Medical reports have revealed uncommon types of cancer in Basra following the occupation, that saw an unprecedented increase from 70 cases per annum in the 1990s up to more than 300 currently, he added.

These figures lead one to almost lose hope over a recovered Iraq.

Urgent development is answer in Sinai

Following the success of Egyptian forces in the recent antiterrorist Operation Eagle in Sinai, news reports revealed that authorities in Cairo have received intelligence about plans by jihadist groups to execute large-scale assaults on security centres in the area using car bombings, said the Dubai-based daily Al Bayan in its lead editorial.

"This raises questions about what is really happening in Sinai," added the paper.
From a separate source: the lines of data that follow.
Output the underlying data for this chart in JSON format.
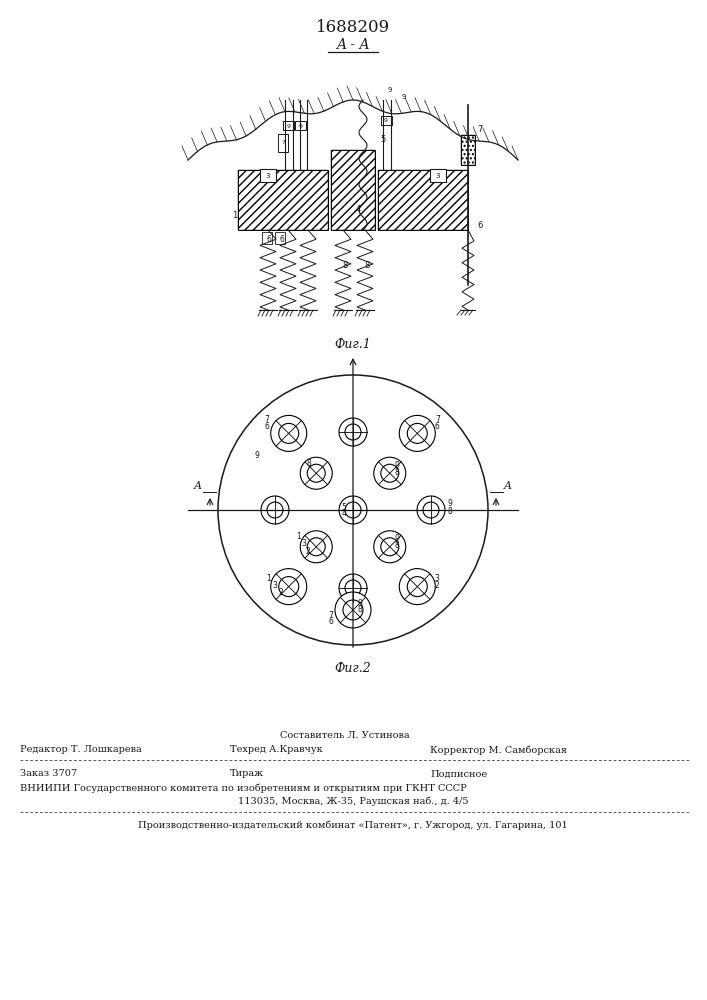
{
  "patent_number": "1688209",
  "fig1_label": "Фиг.1",
  "fig2_label": "Фиг.2",
  "section_label": "A - A",
  "bg_color": "#ffffff",
  "line_color": "#1a1a1a",
  "footer_line1_left": "Редактор Т. Лошкарева",
  "footer_line1_mid": "Техред А.Кравчук",
  "footer_line1_right": "Корректор М. Самборская",
  "footer_line0": "Составитель Л. Устинова",
  "footer_order": "Заказ 3707",
  "footer_tirazh": "Тираж",
  "footer_podp": "Подписное",
  "footer_vniip1": "ВНИИПИ Государственного комитета по изобретениям и открытиям при ГКНТ СССР",
  "footer_vniip2": "113035, Москва, Ж-35, Раушская наб., д. 4/5",
  "footer_patent": "Производственно-издательский комбинат «Патент», г. Ужгород, ул. Гагарина, 101"
}
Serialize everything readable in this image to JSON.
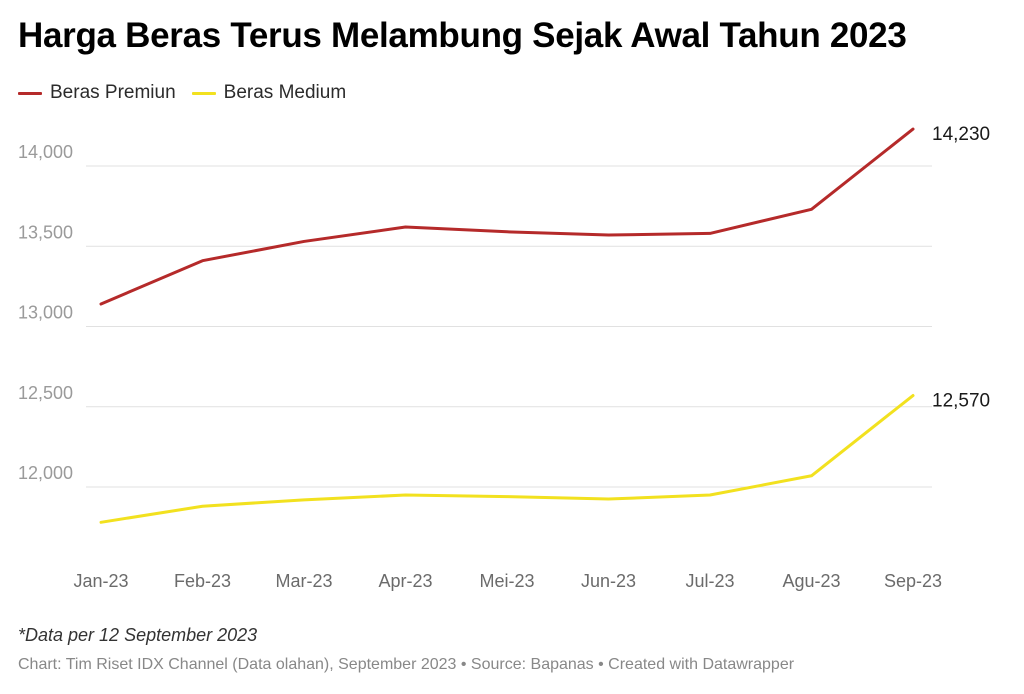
{
  "chart_data": {
    "type": "line",
    "title": "Harga Beras Terus Melambung Sejak Awal Tahun 2023",
    "categories": [
      "Jan-23",
      "Feb-23",
      "Mar-23",
      "Apr-23",
      "Mei-23",
      "Jun-23",
      "Jul-23",
      "Agu-23",
      "Sep-23"
    ],
    "series": [
      {
        "name": "Beras Premiun",
        "color": "#b52a2a",
        "values": [
          13140,
          13410,
          13530,
          13620,
          13590,
          13570,
          13580,
          13730,
          14230
        ],
        "end_label": "14,230"
      },
      {
        "name": "Beras Medium",
        "color": "#f2e11f",
        "values": [
          11780,
          11880,
          11920,
          11950,
          11940,
          11925,
          11950,
          12070,
          12570
        ],
        "end_label": "12,570"
      }
    ],
    "y_ticks": [
      12000,
      12500,
      13000,
      13500,
      14000
    ],
    "y_tick_labels": [
      "12,000",
      "12,500",
      "13,000",
      "13,500",
      "14,000"
    ],
    "ylim": [
      11760,
      14400
    ],
    "grid": true,
    "legend_position": "top-left"
  },
  "note": "*Data per 12 September 2023",
  "credit": "Chart: Tim Riset IDX Channel (Data olahan), September 2023 • Source: Bapanas • Created with Datawrapper"
}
Since the beginning of Operation Eagle, there have been various interpretations of the situation coupled with increased security fears of retaliation actions.

"There is talk of 3,000 to 5,000 militants and militiamen operating in the middle of Sinai and controlling large expanses, as well as Al Qaeda affiliated groups that use state-of-the-art weaponry," said the paper.

Some analysts suspect an Israeli implication in the unrest that aims at distracting Egypt through a war of attrition. The suggestion isn't far-fetched, since Israel has always tried to weaken its neighbours to guarantee its own predominance in the region.

Amid this ambiguity, the one truth is that the development of Sinai would be the right solution for the situation - otherwise Sinai will be a constant bleeding wound that exhausts Egypt's capabilities, suggested Al Bayan.